How does addiction affect my brain?
Whether you start using drugs or alcohol is your choice. But once your brain is exposed to the addictive substance, your brain begins to change. This is especially true if you are more at risk for addiction. These brain changes overpower your self-control. This happens because the substance overexcites the brain’s reward center. The substance mimics the brain's own natural feel-good chemicals. The brain is rewired into believing that the substance is a good thing and that you need it to survive. This rewiring is very strong. Over time, you no longer find pleasure in other things you once enjoyed. The addiction is more powerful.

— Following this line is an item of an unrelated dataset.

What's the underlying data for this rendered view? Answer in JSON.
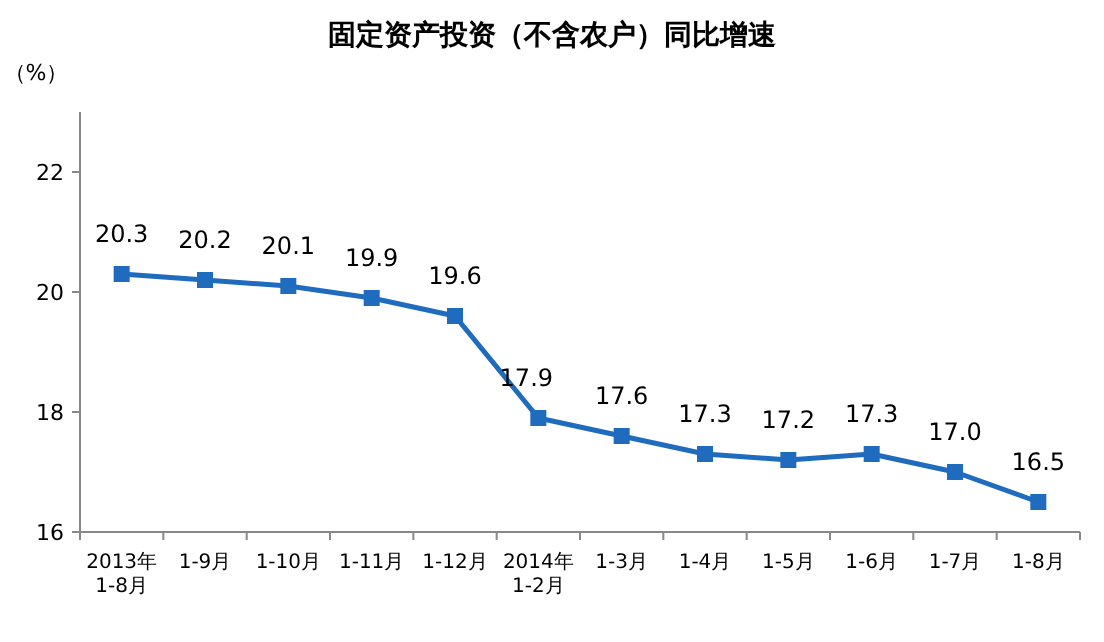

If you keep using the substance, your brain makes less of its own feel-good chemicals. You then must keep using drugs or alcohol to try to make up for the low levels of the brain chemicals. Over time your brain needs more and more of the drug or alcohol to achieve these levels. You need the drug. You no longer think about the physical, emotional, and social harm it causes.
Can you become addicted to things other than drugs or alcohol?
Addiction can happen in response to other pleasurable things that stimulate the brain’s reward center. These things include eating, having sex, gambling, using tobacco, and using the Internet.
Can you get control over a brain disease?
The only way to get over an addiction is to stop using the substance. Not using it lets your brain recover and go back to its normal functioning. You can relearn how to find pleasure in other things again. But your brain will always be at risk for addiction. Addiction is very powerful. So you often will need ongoing comprehensive medical and psychotherapy help and social support for long-term success.
Addiction is a chronic condition. It’s common for people who are recovering from addiction to start using the substance again (called a relapse). This doesn’t mean that treatment doesn’t work. Just like other chronic health conditions, addiction requires ongoing treatment that changes as the person’s needs change.